Move to cool down overheated investment
An official revealed yesterday that the central government will improve co-ordination between industrial and credit policies in order to avoid economic overheating.
The government will adjust industry and credit policies on a "timely and proper" basis and in accordance with the industrial development situation and macro-control requirements, a National Development and Reform Commission spokesman said yesterday.
One of these steps will be to cease credit support for projects either restricted or prohibited by industrial policies, the spokesman said.
Some projects in industries such as steel, non-ferrous metals, building materials and textiles either suffer from overcapacity or are technically backward, he said.
The National Development and Reform Commission, the People's Bank of China and the China Banking Regulatory Commission will establish a close co-ordination and information exchange system to ensure smooth co-ordination between industrial and credit policies, the official said.
The latest move is an important measure by the central government to cool down the fast growth in fixed asset investment and avoid an overheating economy, said economists.
Fan Gang, director of the National Economic Research Institute, said an overheating in some industries including steel, aluminium, cement and automobile sectors could have a serious economic impact.
"The investment fever in some industries will heavily affect China's robust economic growth unless it is cooled down," Fan said.
Excessive growth in some sectors is putting a strain on transportation and power suppliers, driving up the prices of raw materials and damaging industries across the country, he said.
China's industrial output rose by a year-on-year 18.2 per cent to 1,570 billion yuan (US$189.2 billion) during the first four months of this year, according to figures from the National Bureau of Statistics.
Industrial output grew 19.1 per cent to 437.1 billion yuan (US$53.7 billion) in April, the bureau said.
Heavy industry's growth was faster than that of light industry, the bureau said.
Economists said this suggests that fixed asset investment continued to develop at a speedy rate.
The statistics bureau is scheduled to release fixed asset investment figures next week for the first four months of this year.
Fixed asset investment grew by a year-on-year 43 per cent to 879.9 billion (US$106 billion) during the first three months.

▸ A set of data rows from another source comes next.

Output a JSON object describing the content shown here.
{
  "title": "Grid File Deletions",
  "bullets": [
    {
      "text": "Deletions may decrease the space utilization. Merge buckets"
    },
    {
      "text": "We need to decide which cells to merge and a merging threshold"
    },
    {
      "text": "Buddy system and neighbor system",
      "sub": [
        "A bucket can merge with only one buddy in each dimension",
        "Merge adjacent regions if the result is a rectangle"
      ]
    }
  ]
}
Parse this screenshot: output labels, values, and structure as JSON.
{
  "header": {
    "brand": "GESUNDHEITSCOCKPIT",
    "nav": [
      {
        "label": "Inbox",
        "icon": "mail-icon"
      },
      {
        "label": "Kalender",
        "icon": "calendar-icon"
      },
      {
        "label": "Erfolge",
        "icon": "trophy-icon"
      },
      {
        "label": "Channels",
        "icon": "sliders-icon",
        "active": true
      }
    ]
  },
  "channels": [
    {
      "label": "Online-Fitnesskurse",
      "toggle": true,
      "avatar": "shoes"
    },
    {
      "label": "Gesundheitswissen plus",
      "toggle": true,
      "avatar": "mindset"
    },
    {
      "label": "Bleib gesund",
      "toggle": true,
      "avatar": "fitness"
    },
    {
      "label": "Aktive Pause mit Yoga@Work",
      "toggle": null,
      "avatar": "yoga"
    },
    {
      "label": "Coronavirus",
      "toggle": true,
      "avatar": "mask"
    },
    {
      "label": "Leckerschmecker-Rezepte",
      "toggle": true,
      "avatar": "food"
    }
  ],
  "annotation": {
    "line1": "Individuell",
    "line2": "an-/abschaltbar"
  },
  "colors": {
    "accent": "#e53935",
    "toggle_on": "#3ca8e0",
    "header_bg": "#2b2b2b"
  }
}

The growth of broad money supply, or M2, which has been fuelling fixed assets investment, eased only slightly in April.
M2 grew by 19.1 per cent during the first four months, while outstanding loans rose by 20.4 per cent, People's Bank of China figures indicate.
The situation increased the likelihood that the government would take other measures including raising the interest rate to slow down fixed asset investment growth, economists said.
The central government has so far taken measures including raising the bank reserve requirement and improving management over development zones to cool down the fast growth of fixed asset investment.
Zhang Liqun, a researcher at the State Council's Development Research Centre, said the measures would have a great impact on this year's fixed asset investment.
"The country's fast fixed asset investment will decline in the rest of this year," he said.
The country's economic growth will also slow down this year due to the slowdown in fixed asset investment, he said.
The country's gross domestic product is likely to grow at about 9 per cent this year, he said.
National Bureau of Statistics spokesman Zheng Jingping earlier said the country's overall economic situation was good.
"There are no obvious ups and downs in economic growth."
Economic efficiency was also good, as companies earned more profits, people earned more money and fiscal revenue grew rapidly.
Retail sales were relatively stable, while exports rose fast, Zheng said.
The consumer price index, which rose 2.8 per cent during the first quarter, was still mild, he said.
But he admitted that the fast growth in fixed asset investment has become a prominent problem for the current economic development.
Blind investment and low level repeated construction have not been effectively controlled, he said.